November 2018 Indie Next List
“What enormous fun Barbara Shapiro had in constructing this mini-universe of arts, artists, collectors, and grifters. Loosely based on Barnes Foundation founder Albert C. Barnes and his assistant, Shapiro’s fictional pair — Edwin Bradley, the collector, and the lovely but unlucky Paulien Mertens — flit from Europe to Pennsylvania and back in the 1920s. The joy of The Collector’s Apprentice is infectious as the reader is introduced to the salon of Gertrude Stein and becomes a voyeur of a passionate affair involving the great philanderer Henri Matisse. The Roaring Twenties, a whiff of the Talented Mr. Ripley, and a pinch of sex, murder, and mystery are the ingredients of this art thriller. With her bold brush strokes and vivid colors, Shapiro has created a Gauguin of a novel.”
— Darwin Ellis, Books on the Common, Ridgefield, CT
It’s the summer of 1922, and nineteen-year-old Paulien Mertens finds herself in Paris—broke, disowned, and completely alone. Everyone in Belgium, including her own family, believes she stole millions in a sophisticated con game perpetrated by her then-fiancé, George Everard. To protect herself from the law and the wrath of those who lost everything, she creates a new identity, a Frenchwoman named Vivienne Gregsby, and sets out to recover her father’s art collection, prove her innocence—and exact revenge on George.
When the eccentric and wealthy American art collector Edwin Bradley offers Vivienne the perfect job, she is soon caught up in the Parisian world of post-Impressionists and expatriates—including Gertrude Stein and Henri Matisse, with whom Vivienne becomes romantically entwined. As she travels between Paris and Philadelphia, where Bradley is building an art museum, her life becomes even more complicated: George returns with unclear motives . . . and then Vivienne is arrested for Bradley’s murder.
B. A. Shapiro has made the historical art thriller her own. In The Collector’s Apprentice, she gives us an unforgettable tale about the lengths to which people will go for their obsession, whether it be art, money, love, or vengeance.
About the Author
B. A. Shapiro is the author of the award-winning New York Times bestseller The Art Forger and the bestseller The Muralist. She has taught sociology at Tufts University and creative writing at Northeastern University and lives in Boston with her husband, Dan, and their dog, Sagan. Her website is www.bashapirobooks.com.
“Lush, atmospheric . . . Shapiro’s romantic and suspenseful art thriller will delight historical- and crime-fiction fans.”
“B.A. Shapiro is back with a platinum potion of art, love, and scandal, set against the big backdrop of Paris between the wars. If you can put The Collector’s Apprentice down, you’re made of stronger stuff than I am. I read it in one sumptuous sitting. This is a big story, from a big talent.”
—Jacquelyn Mitchard, author of The Deep End of the Ocean
“Dazzling and seductive, The Collector’s Apprentice is a tour de force—an exhilarating tale of shifting identities, desire, and intrigue set between 1920s Paris and Philadelphia.

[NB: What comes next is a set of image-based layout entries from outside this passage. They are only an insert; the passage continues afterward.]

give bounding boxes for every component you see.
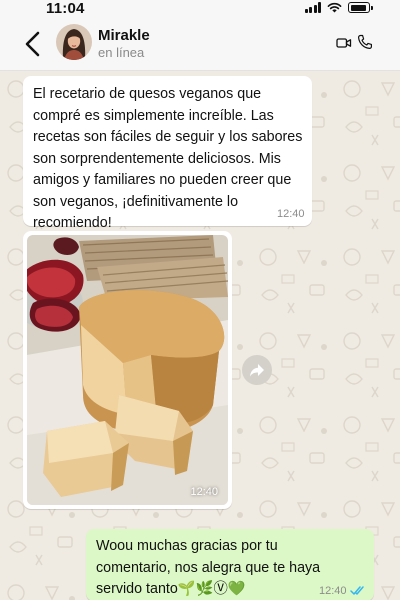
message-time: 12:40: [277, 208, 305, 220]
message-time: 12:40: [319, 585, 347, 597]
status-icons: [304, 2, 373, 13]
incoming-image-message[interactable]: 12:40: [23, 231, 232, 509]
outgoing-text-message[interactable]: Woou muchas gracias por tu comentario, n…: [86, 529, 374, 600]
status-time: 11:04: [46, 0, 85, 17]
battery-icon: [348, 2, 373, 13]
status-bar: 11:04: [0, 0, 400, 18]
forward-arrow-icon: [250, 364, 264, 377]
phone-icon[interactable]: [357, 34, 372, 50]
cellular-signal-icon: [304, 2, 321, 13]
chat-header: Mirakle en línea: [0, 18, 400, 71]
contact-status: en línea: [98, 45, 145, 60]
message-text: El recetario de quesos veganos que compr…: [33, 86, 303, 231]
wifi-icon: [327, 2, 342, 13]
chevron-left-icon[interactable]: [22, 30, 46, 58]
incoming-text-message[interactable]: El recetario de quesos veganos que compr…: [23, 76, 312, 231]
image-time: 12:40: [190, 486, 218, 498]
video-camera-icon[interactable]: [336, 36, 352, 50]
message-text: Woou muchas gracias por tu comentario, n…: [96, 538, 321, 597]
double-check-icon: [350, 586, 364, 595]
chat-area[interactable]: El recetario de quesos veganos que compr…: [0, 71, 400, 600]
contact-name[interactable]: Mirakle: [98, 27, 150, 44]
forward-button[interactable]: [242, 355, 272, 385]
avatar[interactable]: [56, 24, 92, 60]
cheese-photo[interactable]: 12:40: [27, 235, 228, 505]
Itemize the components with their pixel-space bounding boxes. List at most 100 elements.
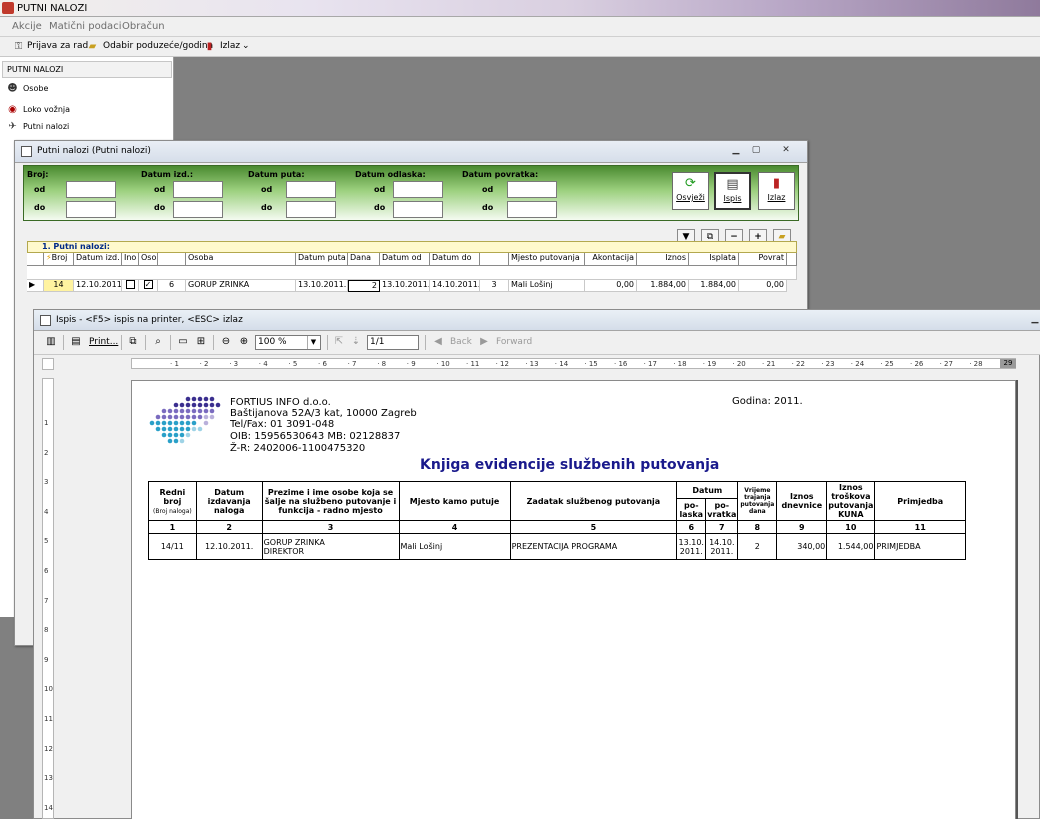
ruler-tick: · 20 (732, 360, 746, 368)
outline-icon[interactable]: ▥ (44, 335, 58, 349)
cell-datum-do[interactable]: 14.10.2011. (430, 280, 480, 292)
print-button[interactable]: Print... (89, 337, 118, 347)
exit-button[interactable]: Izlaz (220, 41, 240, 51)
company-select-button[interactable]: Odabir poduzeće/godina (103, 41, 213, 51)
ruler-tick: · 21 (762, 360, 776, 368)
zoom-in-icon[interactable]: ⊕ (237, 335, 251, 349)
grid-header-mjesto[interactable]: Mjesto putovanja (509, 253, 585, 266)
grid-header-broj[interactable]: ⚡Broj (44, 253, 74, 266)
maximize-icon[interactable]: ▢ (747, 144, 765, 158)
datum-povratka-do-input[interactable] (507, 201, 557, 218)
grid-header-dana[interactable]: Dana (348, 253, 380, 266)
grid-header-osoba[interactable]: Osoba (186, 253, 296, 266)
cell-akontacija[interactable]: 0,00 (585, 280, 637, 292)
sidebar-item-putni-nalozi[interactable]: Putni nalozi (23, 122, 69, 131)
cell-osoba[interactable]: GORUP ZRINKA (186, 280, 296, 292)
grid-header-n3[interactable] (480, 253, 509, 266)
hdr-mjesto: Mjesto kamo putuje (398, 481, 511, 521)
toolbar-separator (425, 335, 426, 350)
ino-checkbox[interactable] (125, 280, 135, 289)
oso-checkbox[interactable]: ✓ (143, 280, 153, 289)
grid-filter-row[interactable] (27, 266, 797, 280)
ruler-tick: · 13 (525, 360, 539, 368)
copy-icon[interactable]: ⧉ (126, 335, 140, 349)
datum-izd-od-input[interactable] (173, 181, 223, 198)
datum-izd-do-input[interactable] (173, 201, 223, 218)
cell-oso[interactable]: ✓ (139, 280, 158, 292)
row-polaska: 13.10. 2011. (676, 533, 707, 560)
datum-odlaska-do-input[interactable] (393, 201, 443, 218)
grid-header-iznos[interactable]: Iznos (637, 253, 689, 266)
grid-header-isplata[interactable]: Isplata (689, 253, 739, 266)
vruler-tick: 7 (44, 596, 49, 605)
grid-header-akontacija[interactable]: Akontacija (585, 253, 637, 266)
grid-header-datum-puta[interactable]: Datum puta (296, 253, 348, 266)
cell-dana[interactable]: 2 (348, 280, 380, 292)
toolbar-overflow-icon[interactable]: ⌄ (242, 41, 250, 51)
cell-povrat[interactable]: 0,00 (739, 280, 787, 292)
forward-arrow-icon[interactable]: ▶ (477, 335, 491, 349)
multi-page-icon[interactable]: ⊞ (194, 335, 208, 349)
ruler-tick: · 18 (673, 360, 687, 368)
print-button[interactable]: ▤ Ispis (714, 172, 751, 210)
cell-datum-puta[interactable]: 13.10.2011. (296, 280, 348, 292)
cell-datum-od[interactable]: 13.10.2011. (380, 280, 430, 292)
ruler-tick: · 7 (347, 360, 357, 368)
filter-panel: Broj: od do Datum izd.: od do Datum puta… (23, 165, 799, 221)
vruler-tick: 2 (44, 448, 49, 457)
row-pointer-icon[interactable]: ▶ (27, 280, 44, 292)
first-page-icon[interactable]: ⇱ (332, 335, 346, 349)
minimize-icon[interactable]: ▁ (727, 144, 745, 158)
refresh-button[interactable]: ⟳ Osvježi (672, 172, 709, 210)
menu-akcije[interactable]: Akcije (12, 21, 42, 32)
back-arrow-icon[interactable]: ◀ (431, 335, 445, 349)
find-binoculars-icon[interactable]: ⌕ (151, 335, 165, 349)
back-button[interactable]: Back (450, 337, 472, 347)
chevron-down-icon[interactable]: ▼ (307, 336, 319, 349)
page-number-input[interactable]: 1/1 (367, 335, 419, 350)
forward-button[interactable]: Forward (496, 337, 532, 347)
sidebar-item-loko-voznja[interactable]: Loko vožnja (23, 105, 70, 114)
grid-header-num[interactable] (158, 253, 186, 266)
printer-icon[interactable]: ▤ (69, 335, 83, 349)
refresh-icon: ⟳ (685, 176, 696, 191)
zoom-out-icon[interactable]: ⊖ (219, 335, 233, 349)
grid-header-datum-od[interactable]: Datum od (380, 253, 430, 266)
single-page-icon[interactable]: ▭ (176, 335, 190, 349)
ruler-tick: · 23 (821, 360, 835, 368)
datum-povratka-od-input[interactable] (507, 181, 557, 198)
cell-datum-izd[interactable]: 12.10.2011. (74, 280, 122, 292)
grid-header-datum-do[interactable]: Datum do (430, 253, 480, 266)
app-icon (2, 2, 14, 14)
ispis-window-titlebar[interactable]: Ispis - <F5> ispis na printer, <ESC> izl… (34, 310, 1040, 331)
close-icon[interactable]: ✕ (777, 144, 795, 158)
broj-od-input[interactable] (66, 181, 116, 198)
grid-header-oso[interactable]: Oso (139, 253, 158, 266)
exit-label: Izlaz (767, 193, 786, 202)
datum-puta-od-input[interactable] (286, 181, 336, 198)
next-page-icon[interactable]: ⇣ (349, 335, 363, 349)
putni-window-titlebar[interactable]: Putni nalozi (Putni nalozi) ▁ ▢ ✕ (15, 141, 807, 163)
broj-do-input[interactable] (66, 201, 116, 218)
datum-odlaska-od-input[interactable] (393, 181, 443, 198)
cell-ino[interactable] (122, 280, 139, 292)
zoom-select[interactable]: 100 % ▼ (255, 335, 321, 350)
grid-header-ino[interactable]: Ino (122, 253, 139, 266)
minimize-icon[interactable]: ▁ (1026, 313, 1040, 327)
row-redni: 14/11 (148, 533, 197, 560)
datum-puta-do-input[interactable] (286, 201, 336, 218)
sidebar-item-osobe[interactable]: Osobe (23, 84, 48, 93)
grid-header-datum-izd[interactable]: Datum izd. (74, 253, 122, 266)
cell-num[interactable]: 6 (158, 280, 186, 292)
cell-mjesto[interactable]: Mali Lošinj (509, 280, 585, 292)
cell-isplata[interactable]: 1.884,00 (689, 280, 739, 292)
col-num: 9 (776, 520, 828, 534)
menu-obracun[interactable]: Obračun (122, 21, 165, 32)
cell-iznos[interactable]: 1.884,00 (637, 280, 689, 292)
cell-broj[interactable]: 14 (44, 280, 74, 292)
login-button[interactable]: Prijava za rad (27, 41, 88, 51)
window-exit-button[interactable]: ▮ Izlaz (758, 172, 795, 210)
menu-maticni-podaci[interactable]: Matični podaci (49, 21, 121, 32)
cell-n3[interactable]: 3 (480, 280, 509, 292)
grid-header-povrat[interactable]: Povrat (739, 253, 787, 266)
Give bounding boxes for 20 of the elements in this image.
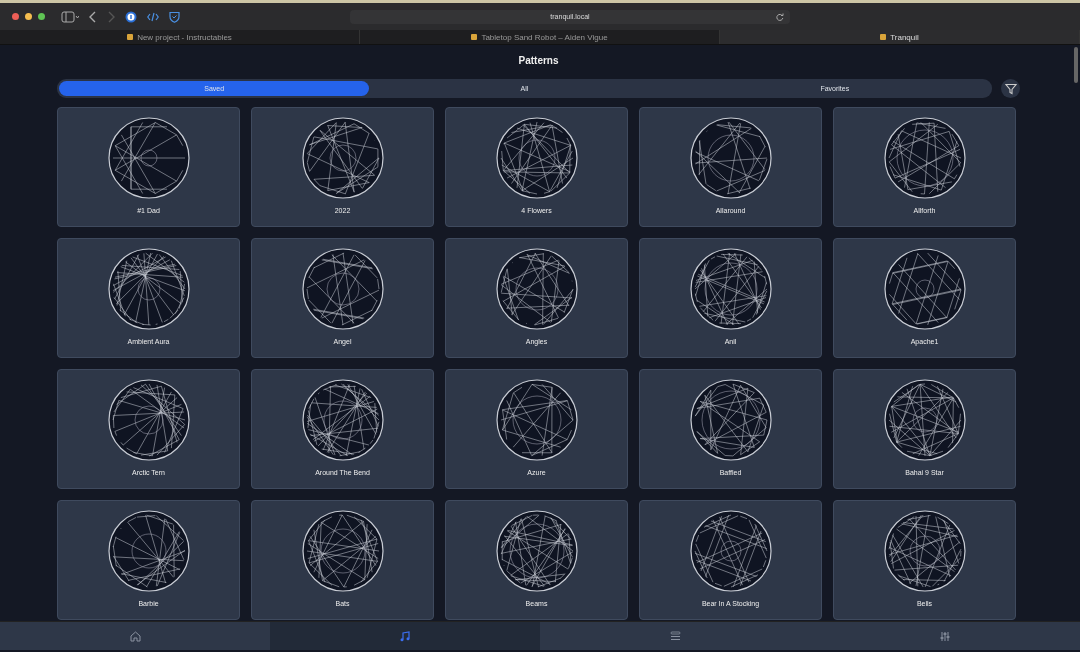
shield-icon[interactable] (169, 10, 180, 23)
reload-icon[interactable] (776, 12, 784, 21)
favicon-icon (880, 34, 887, 40)
filter-button[interactable] (1001, 79, 1020, 98)
browser-tab[interactable]: New project - Instructables (0, 30, 360, 44)
favicon-icon (127, 34, 134, 40)
list-icon (669, 631, 681, 641)
key-icon[interactable] (125, 10, 137, 23)
code-icon[interactable] (147, 11, 159, 22)
music-note-icon (400, 630, 410, 642)
sliders-icon (940, 630, 950, 642)
home-icon (129, 630, 141, 642)
page-title: Patterns (518, 55, 559, 68)
scrollbar-thumb[interactable] (1074, 47, 1078, 83)
back-icon[interactable] (89, 10, 97, 23)
sidebar-icon[interactable] (61, 10, 79, 23)
browser-tab[interactable]: Tranquil (720, 30, 1080, 44)
browser-tab[interactable]: Tabletop Sand Robot – Aiden Vigue (360, 30, 720, 44)
window-controls-icon[interactable] (12, 13, 45, 20)
favicon-icon (471, 34, 478, 40)
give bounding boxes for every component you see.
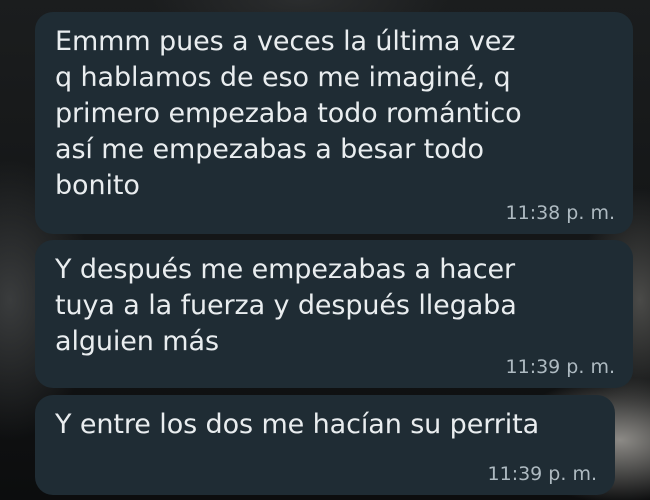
message-text: Y después me empezabas a hacer tuya a la…	[55, 254, 517, 357]
message-text: Emmm pues a veces la última vez q hablam…	[55, 26, 522, 201]
message-timestamp: 11:39 p. m.	[505, 356, 615, 378]
message-text: Y entre los dos me hacían su perrita	[55, 409, 540, 440]
message-timestamp: 11:39 p. m.	[487, 463, 597, 485]
message-bubble[interactable]: Y después me empezabas a hacer tuya a la…	[35, 240, 633, 388]
message-bubble[interactable]: Y entre los dos me hacían su perrita 11:…	[35, 395, 615, 495]
message-bubble[interactable]: Emmm pues a veces la última vez q hablam…	[35, 12, 633, 234]
message-timestamp: 11:38 p. m.	[505, 202, 615, 224]
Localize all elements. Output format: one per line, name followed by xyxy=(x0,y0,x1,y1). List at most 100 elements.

Shapiro is a master at melding historical and fictional characters to bring the past alive on the page, and in The Collector’s Apprentice she has forged an exquisite, multilayered story that maps the cogent and singular fire of a young woman’s ambition and the risks she will take for the sake of art.”
—Dawn Tripp, bestselling author of Georgia
“I was engrossed in every twist and turn in this compulsively captivating page-turner, all the way until its astonishing denouement. Shapiro has done it again!”
—Thrity Umrigar, bestselling author of The Space Between Us
“A seamless blend of art history set against a wider historical backdrop.”
—Detroit Jewish News
“In prose lush with post-Impressionist art history, Shapiro's intriguing novel presents a heroine either evil or sympathetic—until the very end.”
“Shapiro packs her novel with intrigues and mysteries . . . Readers will . . . be charmed.”
“B. A. Shapiro delivers another dose of art history, wrapped tightly in a thriller.”
—New York Journal of Books
“Shapiro creates a complex, detailed, and historically-accurate world, and the lack of any straightforwardly heroic characters, along with a superb depiction of the glamorous 1920s Parisian art scene, makes this novel a standout among dark, twisting historical mysteries.”